Reno flops down on the park bench, thumbing his loose teeth. He lights another cigarette from his new pack of Cosmo Spirits, and his eyes water.
He tells himself it's just the smoke, not the magnolias and freesia still in the air.
At his desk, Reno has his window wide open, smelling the smog cushioning the dome around the Shinra building. He stares between the stack of Fair letters and a pot of Alstroemeria for a few moments before he sinks his hand into the soil. The pot rolls of the desk and shatters as Reno pulls the flower from it and takes it to the window ledge.
He had gone to watch Aeris Gainsborough from the rafters that day, the day after he had dragged her to the train station, but she had not acknowledged him. She had acted like she didn't know. Touching the tip of his cigarette to the petal of the flower, Reno lights it on fire. It smolders, the pink shriveling, writhing. Reno imagines he hears it crying and whimpering, snapping like an elbow in his hands. In only a few moments, however, the flame catches a false breeze in the air and roars, consuming the bloom, swallowing its way down the flower stem. Reno drops it and the fire goes out; the smoke wafts, joining the smog at the pinnacle of the Shinra dome even as the Alstroemeria falls.

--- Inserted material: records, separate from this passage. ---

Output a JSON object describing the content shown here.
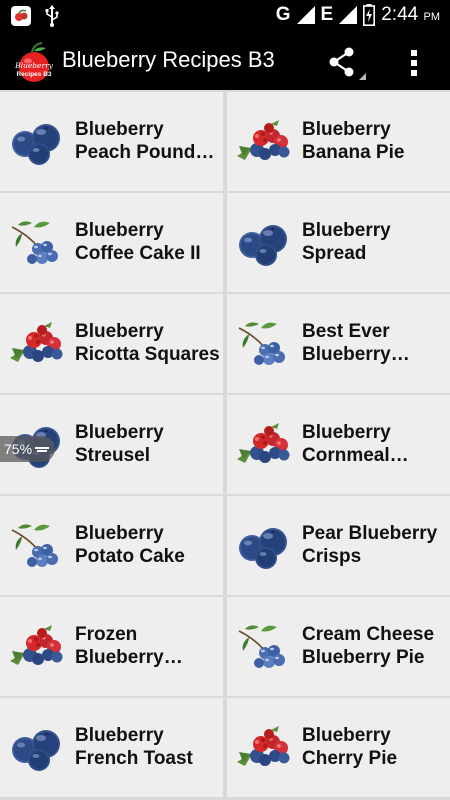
{
  "status_bar": {
    "network": "G",
    "network2": "E",
    "time": "2:44",
    "ampm": "PM"
  },
  "app_bar": {
    "logo_text_1": "Blueberry",
    "logo_text_2": "Recipes B3",
    "title": "Blueberry Recipes B3"
  },
  "zoom": {
    "label": "75%"
  },
  "recipes": [
    {
      "line1": "Blueberry",
      "line2": "Peach Pound…",
      "thumb": "blueberries"
    },
    {
      "line1": "Blueberry",
      "line2": "Banana Pie",
      "thumb": "mixed-berries"
    },
    {
      "line1": "Blueberry",
      "line2": "Coffee Cake II",
      "thumb": "berry-branch"
    },
    {
      "line1": "Blueberry",
      "line2": "Spread",
      "thumb": "blueberries"
    },
    {
      "line1": "Blueberry",
      "line2": "Ricotta Squares",
      "thumb": "mixed-berries"
    },
    {
      "line1": "Best Ever",
      "line2": "Blueberry…",
      "thumb": "berry-branch"
    },
    {
      "line1": "Blueberry",
      "line2": "Streusel",
      "thumb": "blueberries"
    },
    {
      "line1": "Blueberry",
      "line2": "Cornmeal…",
      "thumb": "mixed-berries"
    },
    {
      "line1": "Blueberry",
      "line2": "Potato Cake",
      "thumb": "berry-branch"
    },
    {
      "line1": "Pear Blueberry",
      "line2": "Crisps",
      "thumb": "blueberries"
    },
    {
      "line1": "Frozen",
      "line2": "Blueberry…",
      "thumb": "mixed-berries"
    },
    {
      "line1": "Cream Cheese",
      "line2": "Blueberry Pie",
      "thumb": "berry-branch"
    },
    {
      "line1": "Blueberry",
      "line2": "French Toast",
      "thumb": "blueberries"
    },
    {
      "line1": "Blueberry",
      "line2": "Cherry Pie",
      "thumb": "mixed-berries"
    }
  ]
}
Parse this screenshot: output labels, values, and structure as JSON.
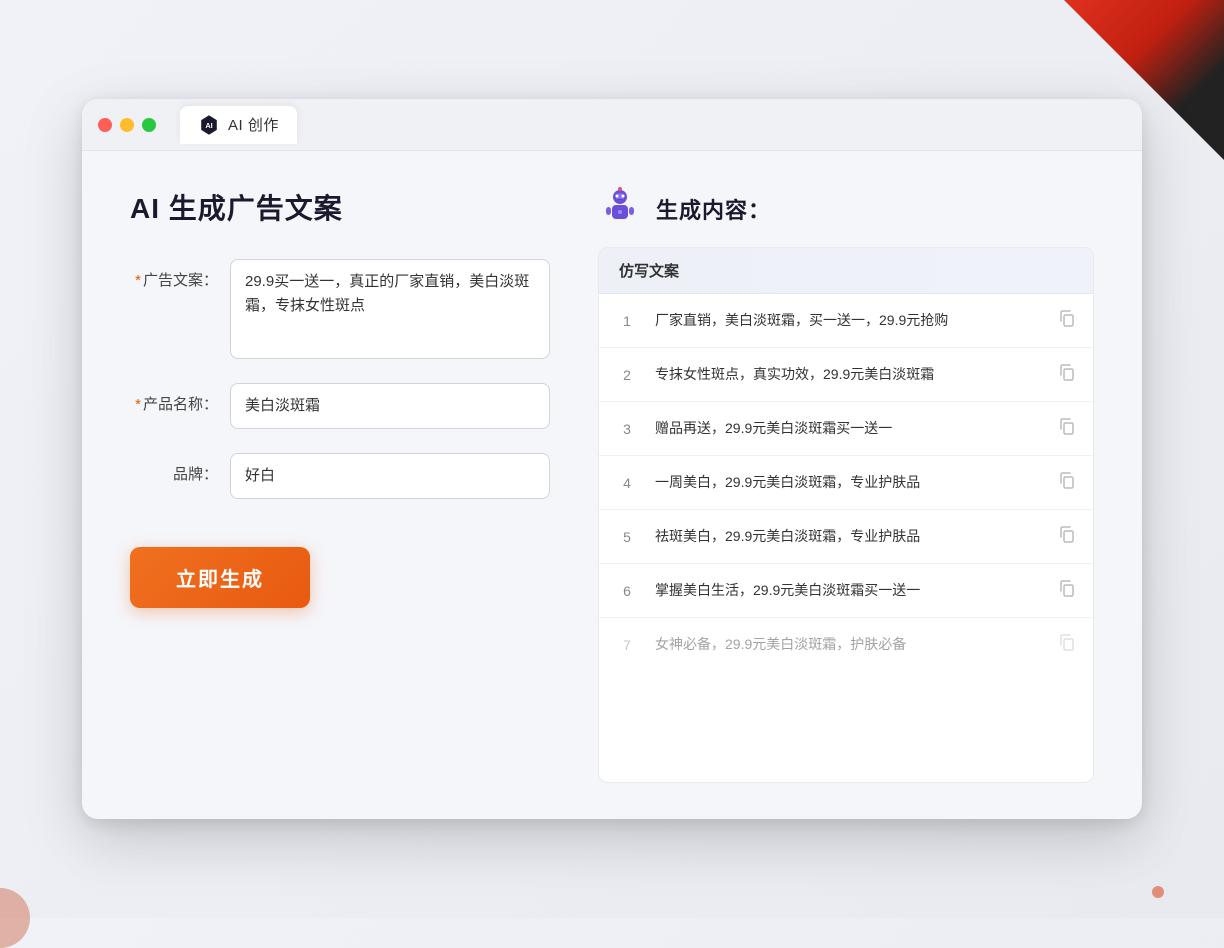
{
  "browser": {
    "tab_label": "AI 创作"
  },
  "page_title": "AI 生成广告文案",
  "form": {
    "ad_copy_label": "广告文案：",
    "ad_copy_value": "29.9买一送一，真正的厂家直销，美白淡斑霜，专抹女性斑点",
    "product_label": "产品名称：",
    "product_value": "美白淡斑霜",
    "brand_label": "品牌：",
    "brand_value": "好白",
    "required_mark": "*",
    "generate_btn": "立即生成"
  },
  "results": {
    "title": "生成内容：",
    "column_header": "仿写文案",
    "items": [
      {
        "num": "1",
        "text": "厂家直销，美白淡斑霜，买一送一，29.9元抢购",
        "faded": false
      },
      {
        "num": "2",
        "text": "专抹女性斑点，真实功效，29.9元美白淡斑霜",
        "faded": false
      },
      {
        "num": "3",
        "text": "赠品再送，29.9元美白淡斑霜买一送一",
        "faded": false
      },
      {
        "num": "4",
        "text": "一周美白，29.9元美白淡斑霜，专业护肤品",
        "faded": false
      },
      {
        "num": "5",
        "text": "祛斑美白，29.9元美白淡斑霜，专业护肤品",
        "faded": false
      },
      {
        "num": "6",
        "text": "掌握美白生活，29.9元美白淡斑霜买一送一",
        "faded": false
      },
      {
        "num": "7",
        "text": "女神必备，29.9元美白淡斑霜，护肤必备",
        "faded": true
      }
    ]
  },
  "colors": {
    "accent": "#f07020",
    "primary": "#5b6ef5",
    "required": "#e05a00"
  }
}
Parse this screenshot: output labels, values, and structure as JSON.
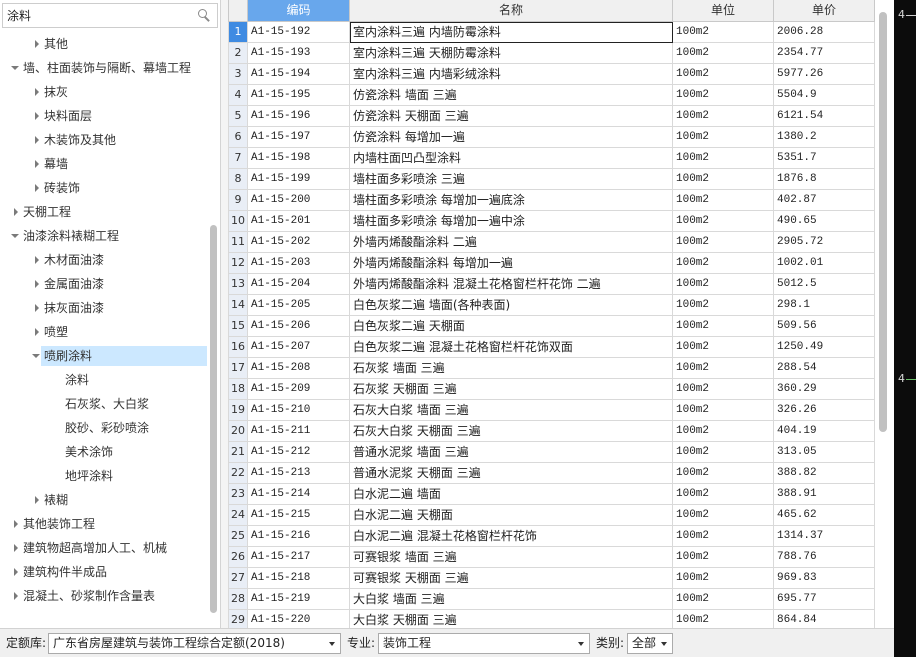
{
  "search": {
    "value": "涂料"
  },
  "icons": {
    "search": "search-icon",
    "collapsed": "chevron-right-icon",
    "expanded": "chevron-down-icon",
    "dropdown": "chevron-down-icon"
  },
  "tree": [
    {
      "label": "其他",
      "depth": 1,
      "icon": "chevron-right-icon"
    },
    {
      "label": "墙、柱面装饰与隔断、幕墙工程",
      "depth": 0,
      "icon": "chevron-down-icon"
    },
    {
      "label": "抹灰",
      "depth": 1,
      "icon": "chevron-right-icon"
    },
    {
      "label": "块料面层",
      "depth": 1,
      "icon": "chevron-right-icon"
    },
    {
      "label": "木装饰及其他",
      "depth": 1,
      "icon": "chevron-right-icon"
    },
    {
      "label": "幕墙",
      "depth": 1,
      "icon": "chevron-right-icon"
    },
    {
      "label": "砖装饰",
      "depth": 1,
      "icon": "chevron-right-icon"
    },
    {
      "label": "天棚工程",
      "depth": 0,
      "icon": "chevron-right-icon"
    },
    {
      "label": "油漆涂料裱糊工程",
      "depth": 0,
      "icon": "chevron-down-icon"
    },
    {
      "label": "木材面油漆",
      "depth": 1,
      "icon": "chevron-right-icon"
    },
    {
      "label": "金属面油漆",
      "depth": 1,
      "icon": "chevron-right-icon"
    },
    {
      "label": "抹灰面油漆",
      "depth": 1,
      "icon": "chevron-right-icon"
    },
    {
      "label": "喷塑",
      "depth": 1,
      "icon": "chevron-right-icon"
    },
    {
      "label": "喷刷涂料",
      "depth": 1,
      "icon": "chevron-down-icon",
      "selected": true
    },
    {
      "label": "涂料",
      "depth": 2
    },
    {
      "label": "石灰浆、大白浆",
      "depth": 2
    },
    {
      "label": "胶砂、彩砂喷涂",
      "depth": 2
    },
    {
      "label": "美术涂饰",
      "depth": 2
    },
    {
      "label": "地坪涂料",
      "depth": 2
    },
    {
      "label": "裱糊",
      "depth": 1,
      "icon": "chevron-right-icon"
    },
    {
      "label": "其他装饰工程",
      "depth": 0,
      "icon": "chevron-right-icon"
    },
    {
      "label": "建筑物超高增加人工、机械",
      "depth": 0,
      "icon": "chevron-right-icon"
    },
    {
      "label": "建筑构件半成品",
      "depth": 0,
      "icon": "chevron-right-icon"
    },
    {
      "label": "混凝土、砂浆制作含量表",
      "depth": 0,
      "icon": "chevron-right-icon"
    }
  ],
  "table": {
    "columns": [
      {
        "label": ""
      },
      {
        "label": "编码",
        "active": true
      },
      {
        "label": "名称"
      },
      {
        "label": "单位"
      },
      {
        "label": "单价"
      }
    ],
    "selected_row_index": 0,
    "focused_cell": {
      "row_index": 0,
      "column_index": 2
    },
    "rows": [
      [
        "1",
        "A1-15-192",
        "室内涂料三遍 内墙防霉涂料",
        "100m2",
        "2006.28"
      ],
      [
        "2",
        "A1-15-193",
        "室内涂料三遍 天棚防霉涂料",
        "100m2",
        "2354.77"
      ],
      [
        "3",
        "A1-15-194",
        "室内涂料三遍 内墙彩绒涂料",
        "100m2",
        "5977.26"
      ],
      [
        "4",
        "A1-15-195",
        "仿瓷涂料 墙面 三遍",
        "100m2",
        "5504.9"
      ],
      [
        "5",
        "A1-15-196",
        "仿瓷涂料 天棚面 三遍",
        "100m2",
        "6121.54"
      ],
      [
        "6",
        "A1-15-197",
        "仿瓷涂料 每增加一遍",
        "100m2",
        "1380.2"
      ],
      [
        "7",
        "A1-15-198",
        "内墙柱面凹凸型涂料",
        "100m2",
        "5351.7"
      ],
      [
        "8",
        "A1-15-199",
        "墙柱面多彩喷涂 三遍",
        "100m2",
        "1876.8"
      ],
      [
        "9",
        "A1-15-200",
        "墙柱面多彩喷涂 每增加一遍底涂",
        "100m2",
        "402.87"
      ],
      [
        "10",
        "A1-15-201",
        "墙柱面多彩喷涂 每增加一遍中涂",
        "100m2",
        "490.65"
      ],
      [
        "11",
        "A1-15-202",
        "外墙丙烯酸酯涂料 二遍",
        "100m2",
        "2905.72"
      ],
      [
        "12",
        "A1-15-203",
        "外墙丙烯酸酯涂料 每增加一遍",
        "100m2",
        "1002.01"
      ],
      [
        "13",
        "A1-15-204",
        "外墙丙烯酸酯涂料 混凝土花格窗栏杆花饰 二遍",
        "100m2",
        "5012.5"
      ],
      [
        "14",
        "A1-15-205",
        "白色灰浆二遍 墙面(各种表面)",
        "100m2",
        "298.1"
      ],
      [
        "15",
        "A1-15-206",
        "白色灰浆二遍 天棚面",
        "100m2",
        "509.56"
      ],
      [
        "16",
        "A1-15-207",
        "白色灰浆二遍 混凝土花格窗栏杆花饰双面",
        "100m2",
        "1250.49"
      ],
      [
        "17",
        "A1-15-208",
        "石灰浆 墙面 三遍",
        "100m2",
        "288.54"
      ],
      [
        "18",
        "A1-15-209",
        "石灰浆 天棚面 三遍",
        "100m2",
        "360.29"
      ],
      [
        "19",
        "A1-15-210",
        "石灰大白浆 墙面 三遍",
        "100m2",
        "326.26"
      ],
      [
        "20",
        "A1-15-211",
        "石灰大白浆 天棚面 三遍",
        "100m2",
        "404.19"
      ],
      [
        "21",
        "A1-15-212",
        "普通水泥浆 墙面 三遍",
        "100m2",
        "313.05"
      ],
      [
        "22",
        "A1-15-213",
        "普通水泥浆 天棚面 三遍",
        "100m2",
        "388.82"
      ],
      [
        "23",
        "A1-15-214",
        "白水泥二遍 墙面",
        "100m2",
        "388.91"
      ],
      [
        "24",
        "A1-15-215",
        "白水泥二遍 天棚面",
        "100m2",
        "465.62"
      ],
      [
        "25",
        "A1-15-216",
        "白水泥二遍 混凝土花格窗栏杆花饰",
        "100m2",
        "1314.37"
      ],
      [
        "26",
        "A1-15-217",
        "可赛银浆 墙面 三遍",
        "100m2",
        "788.76"
      ],
      [
        "27",
        "A1-15-218",
        "可赛银浆 天棚面 三遍",
        "100m2",
        "969.83"
      ],
      [
        "28",
        "A1-15-219",
        "大白浆 墙面 三遍",
        "100m2",
        "695.77"
      ],
      [
        "29",
        "A1-15-220",
        "大白浆 天棚面 三遍",
        "100m2",
        "864.84"
      ]
    ]
  },
  "footer": {
    "library_label": "定额库:",
    "library_value": "广东省房屋建筑与装饰工程综合定额(2018)",
    "specialty_label": "专业:",
    "specialty_value": "装饰工程",
    "category_label": "类别:",
    "category_value": "全部"
  },
  "background_window": {
    "glyph_top": "4",
    "glyph_bottom": "4"
  },
  "colors": {
    "tree_selection": "#cce8ff",
    "header_active": "#68a7ec",
    "row_number_active": "#3f8be2",
    "grid_line": "#d9d9d9",
    "header_bg": "#f0f0f0",
    "row_number_bg": "#e9eef6",
    "toolbar_bg": "#f0f0f0",
    "scroll_thumb": "#c1c1c1",
    "background_window": "#0c0c0c",
    "background_accent_line": "#6abf69"
  }
}
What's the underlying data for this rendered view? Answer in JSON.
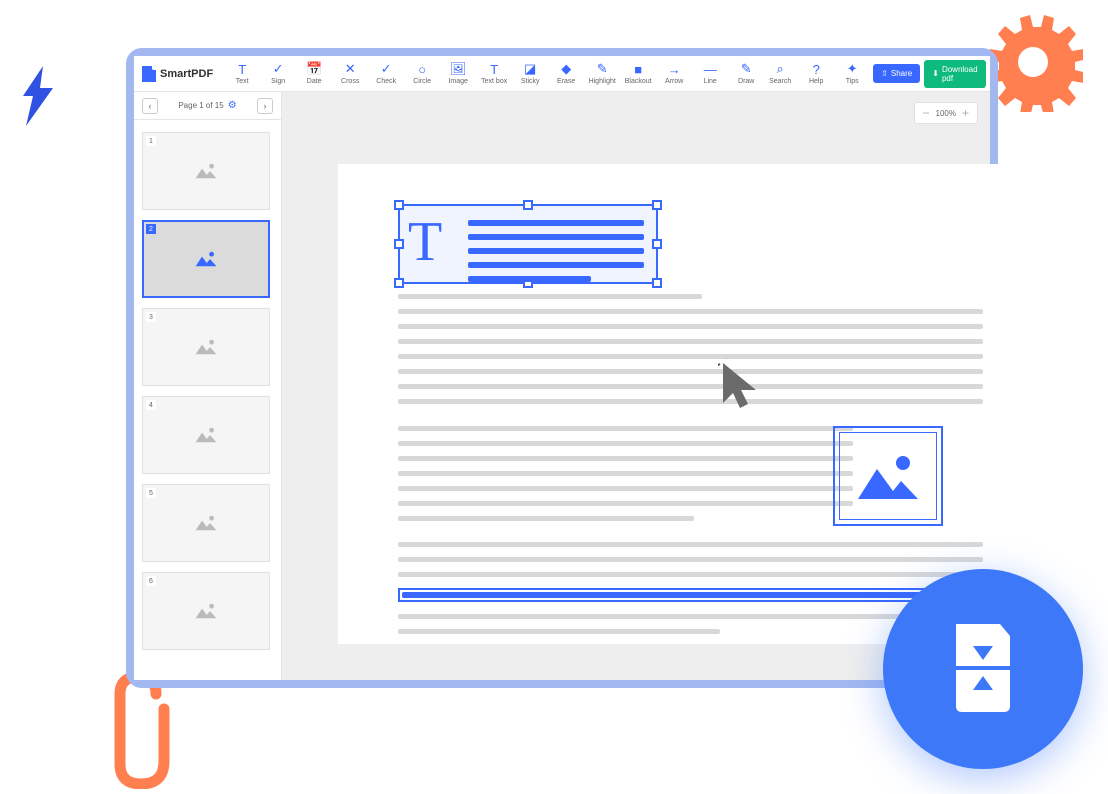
{
  "app_name": "SmartPDF",
  "toolbar": {
    "tools": [
      {
        "label": "Text",
        "icon": "T"
      },
      {
        "label": "Sign",
        "icon": "✓"
      },
      {
        "label": "Date",
        "icon": "📅"
      },
      {
        "label": "Cross",
        "icon": "✕"
      },
      {
        "label": "Check",
        "icon": "✓"
      },
      {
        "label": "Circle",
        "icon": "○"
      },
      {
        "label": "Image",
        "icon": "🖼"
      },
      {
        "label": "Text box",
        "icon": "T"
      },
      {
        "label": "Sticky",
        "icon": "◪"
      },
      {
        "label": "Erase",
        "icon": "◆"
      },
      {
        "label": "Highlight",
        "icon": "✎"
      },
      {
        "label": "Blackout",
        "icon": "■"
      },
      {
        "label": "Arrow",
        "icon": "→"
      },
      {
        "label": "Line",
        "icon": "—"
      },
      {
        "label": "Draw",
        "icon": "✎"
      }
    ],
    "right": [
      {
        "label": "Search",
        "icon": "⌕"
      },
      {
        "label": "Help",
        "icon": "?"
      },
      {
        "label": "Tips",
        "icon": "✦"
      }
    ],
    "share": "Share",
    "download": "Download pdf"
  },
  "nav": {
    "page_info": "Page 1 of 15"
  },
  "zoom": {
    "value": "100%"
  },
  "thumbs": [
    {
      "num": "1",
      "active": false
    },
    {
      "num": "2",
      "active": true
    },
    {
      "num": "3",
      "active": false
    },
    {
      "num": "4",
      "active": false
    },
    {
      "num": "5",
      "active": false
    },
    {
      "num": "6",
      "active": false
    }
  ]
}
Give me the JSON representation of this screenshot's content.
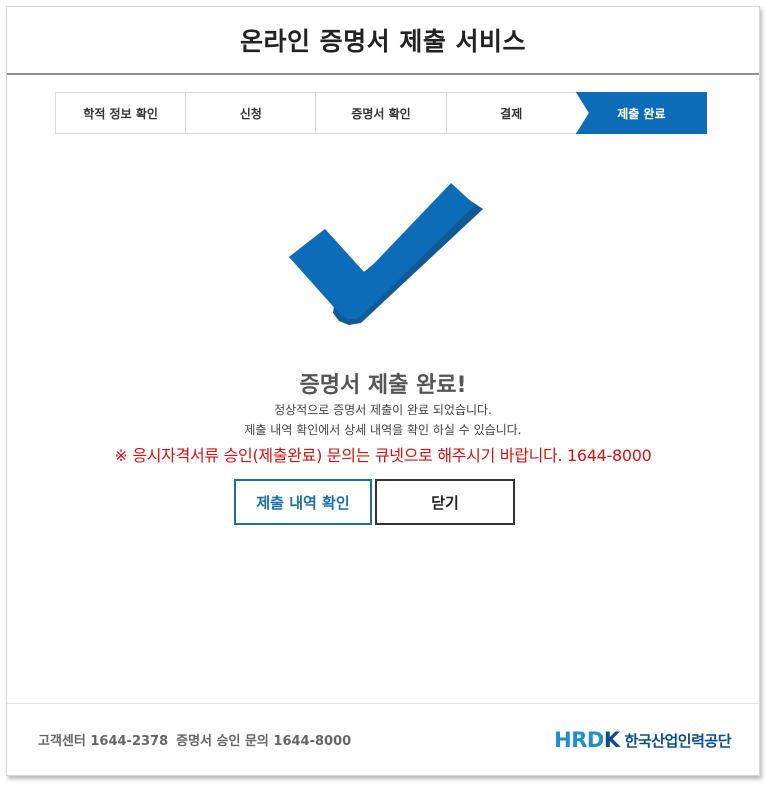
{
  "header": {
    "title": "온라인 증명서 제출 서비스"
  },
  "steps": [
    {
      "label": "학적 정보 확인",
      "active": false
    },
    {
      "label": "신청",
      "active": false
    },
    {
      "label": "증명서 확인",
      "active": false
    },
    {
      "label": "결제",
      "active": false
    },
    {
      "label": "제출 완료",
      "active": true
    }
  ],
  "result": {
    "icon": "checkmark-icon",
    "title": "증명서 제출 완료!",
    "message_1": "정상적으로 증명서 제출이 완료 되었습니다.",
    "message_2": "제출 내역 확인에서 상세 내역을 확인 하실 수 있습니다.",
    "notice": "※ 응시자격서류 승인(제출완료) 문의는 큐넷으로 해주시기 바랍니다. 1644-8000"
  },
  "buttons": {
    "history_label": "제출 내역 확인",
    "close_label": "닫기"
  },
  "footer": {
    "customer_center": "고객센터 1644-2378",
    "approval_inquiry": "증명서 승인 문의 1644-8000",
    "logo_mark_1": "HRD",
    "logo_mark_2": "K",
    "logo_text": "한국산업인력공단"
  },
  "colors": {
    "accent": "#0d6cb7",
    "notice_red": "#d81010",
    "button_blue": "#1c6fa8"
  }
}
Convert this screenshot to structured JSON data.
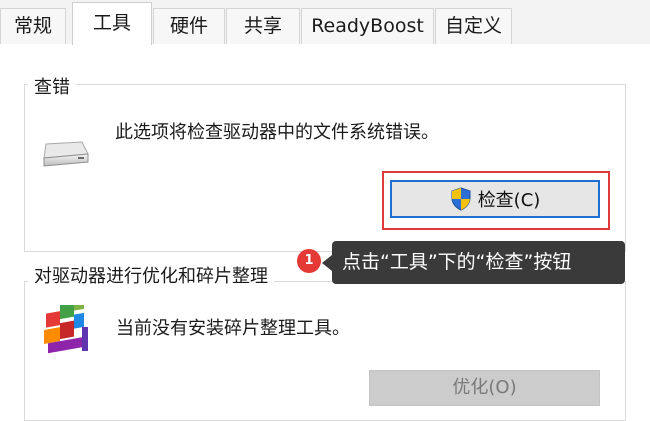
{
  "tabs": [
    {
      "label": "常规"
    },
    {
      "label": "工具",
      "active": true
    },
    {
      "label": "硬件"
    },
    {
      "label": "共享"
    },
    {
      "label": "ReadyBoost"
    },
    {
      "label": "自定义"
    }
  ],
  "error_check": {
    "group_title": "查错",
    "description": "此选项将检查驱动器中的文件系统错误。",
    "check_button_label": "检查(C)",
    "icons": {
      "drive": "drive-icon",
      "shield": "uac-shield-icon"
    }
  },
  "optimize": {
    "group_title": "对驱动器进行优化和碎片整理",
    "description": "当前没有安装碎片整理工具。",
    "optimize_button_label": "优化(O)",
    "icons": {
      "defrag": "defrag-icon"
    }
  },
  "annotation": {
    "badge_number": "1",
    "text": "点击“工具”下的“检查”按钮"
  },
  "colors": {
    "highlight_box": "#e03a3a",
    "focus_border": "#1f6fd1",
    "callout_bg": "#3a3a3a",
    "badge_bg": "#e53935"
  }
}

Behind Reno, the door to his office opens. He turns around to see Rude standing in his doorway, staring at the shattered flower pot on the floor. When Rude tucks his hand inside his suit, where Reno knows he keeps his gun, it's isn't a threat; it's a warning.
"This is done, isn't it?" Rude asks.
"You know doctors, Rude," Reno says, turning back to the window. "They always cut off the whole limb when you've got gangrene." He sucks his cigarette. "Luckily, I have a death-dealing prosthetic to look forward to."
Rude remains as Reno flops back into his chair to stare at the letters, which have become impossible not to stare at without the flowers to distract him. It stings, just like his bottom lip and the side of his head, but Rude's right; it's done.
Aeris had had a metal staff in her hands that day. She used it to beat at the shaky wooden church pillars and get a little bit stronger, but she had kept the pink bow, the cigarettes folded in the braids.
Reno knows why Aeris never asked him if he thought Shinra would want her for the Turks—
It's simple. He would have said yes.